Build a sparse cost graph from neighbour indices/distances (CSR+CSC)
Source:R/RcppExports.R
uot_build_sparse_cost_knn_cpp.RdHelper for CPU pipelines: given neighbor indices and distances (e.g. from `RANN::nn2`), compute a sparse bipartite cost graph between source nodes and a fixed template.
Usage
uot_build_sparse_cost_knn_cpp(
nn_idx,
nn_dists,
n_cols,
lambda_anat = 1,
F = NULL,
G = NULL,
lambda_feat = 0,
max_dist,
extra_i = NULL,
extra_j = NULL,
extra_dists = NULL,
Y_template = NULL,
prior_map = NULL,
lambda_prior = 0,
prior_sigma = NA_real_
)Arguments
- nn_idx
Integer matrix (n x k) of 1-based neighbor indices into the template support.
- nn_dists
Numeric matrix (n x k) of Euclidean distances aligned with `nn_idx`.
- n_cols
Number of template nodes (m).
- lambda_anat
Weight for anatomical distance-squared term.
- F
Optional source features (n x D).
- G
Optional template features (m x D).
- lambda_feat
Weight for feature distance-squared term.
- max_dist
Optional maximum distance threshold; edges with `nn_dists > max_dist` are dropped.
- extra_i
Optional 1-based row indices for additional edges.
- extra_j
Optional 1-based column indices for additional edges.
- extra_dists
Optional distances for additional edges (aligned to `extra_i`, `extra_j`).
- Y_template
Optional template coordinates/features (m x d).
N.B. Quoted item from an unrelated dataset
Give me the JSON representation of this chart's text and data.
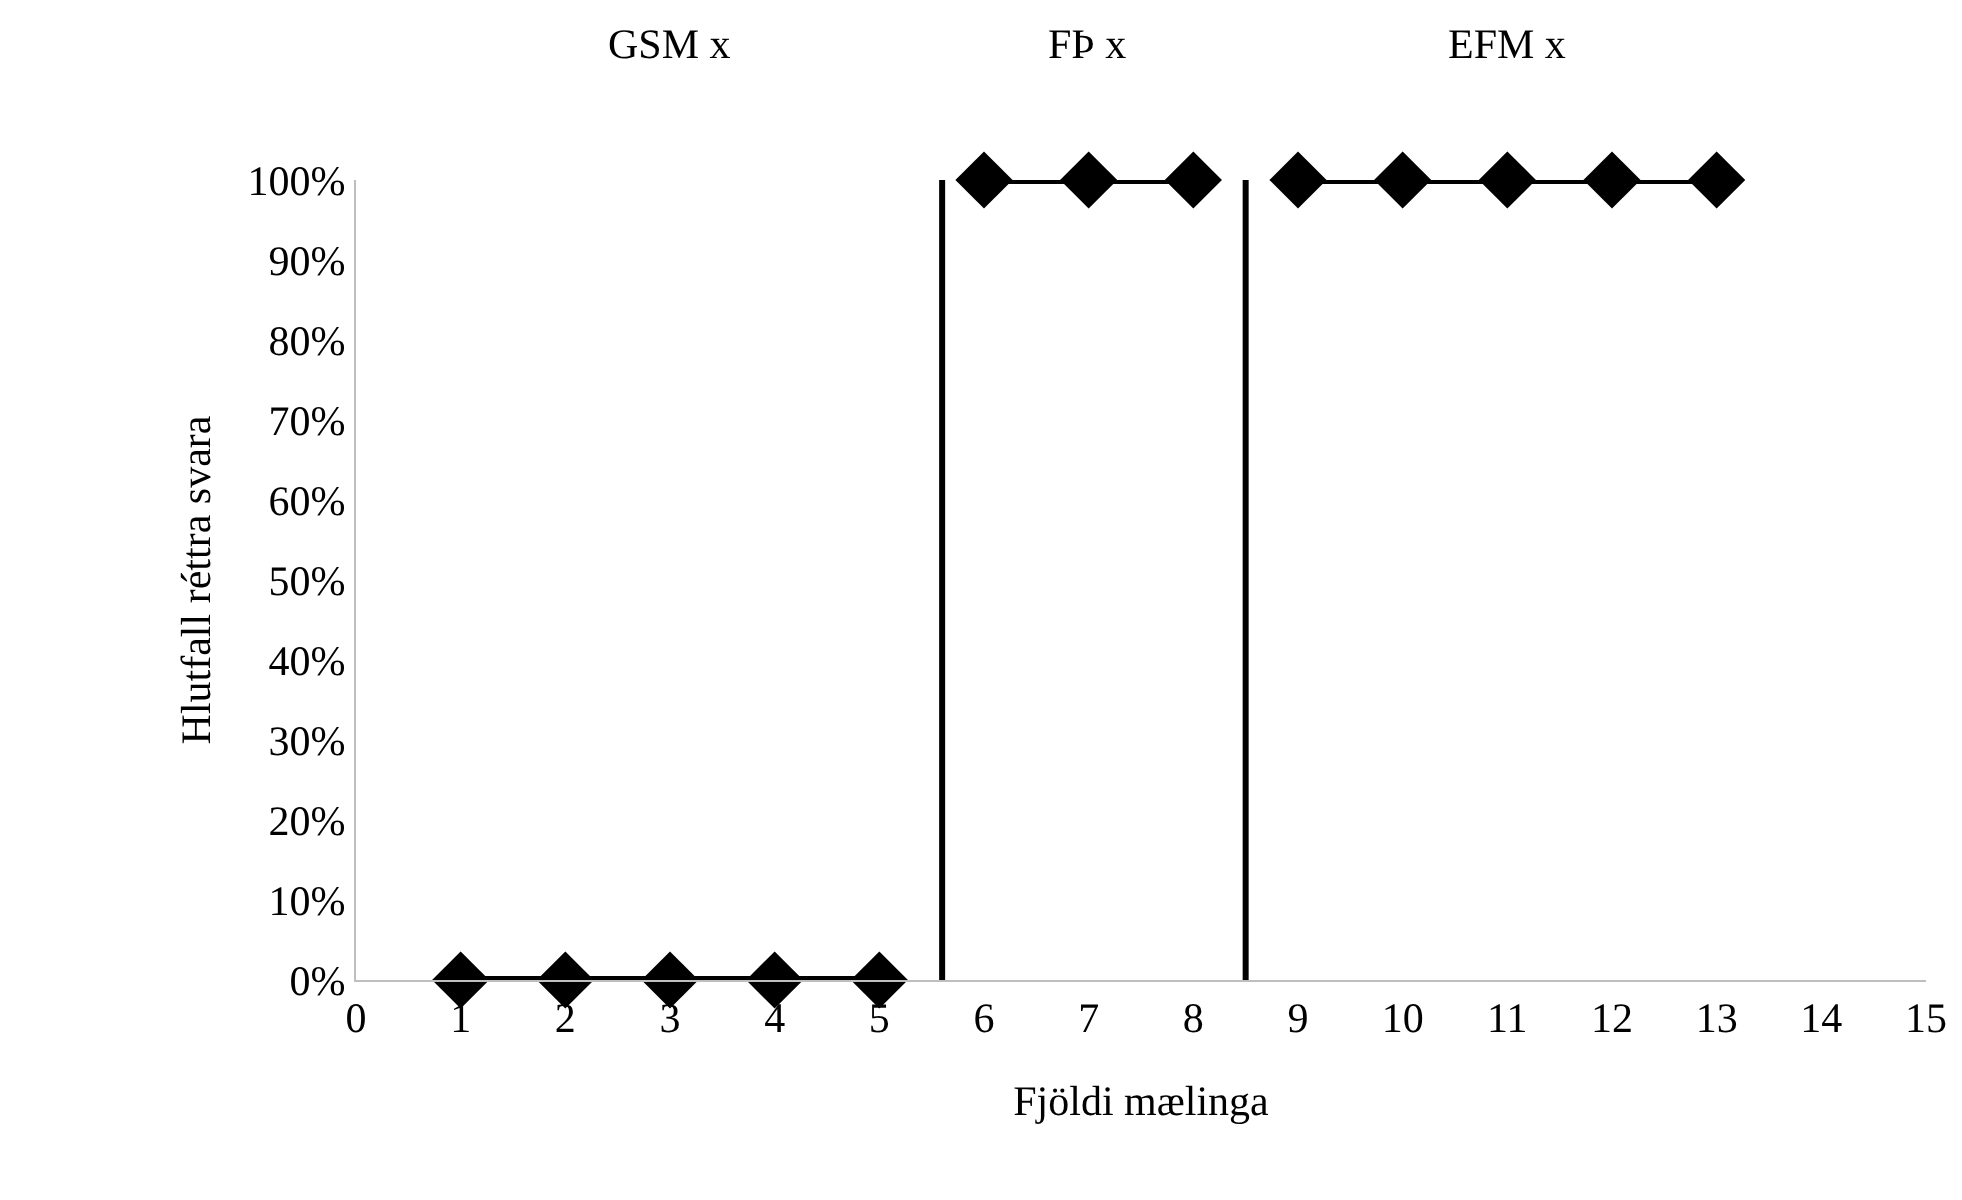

When provided together with `prior_map` and `lambda_prior > 0`, adds a soft diagonal/identity bias term based on squared distances in template space.
- prior_map
Optional integer vector (length n) giving the preferred template index (1..m) for each source node. Use NA for “no prior” on a row.
- lambda_prior
Nonnegative weight for the soft prior term.
- prior_sigma
Optional positive scale (in the units of `Y_template`). When finite, the prior penalty uses `||y_j - y_pref||^2 / prior_sigma^2`.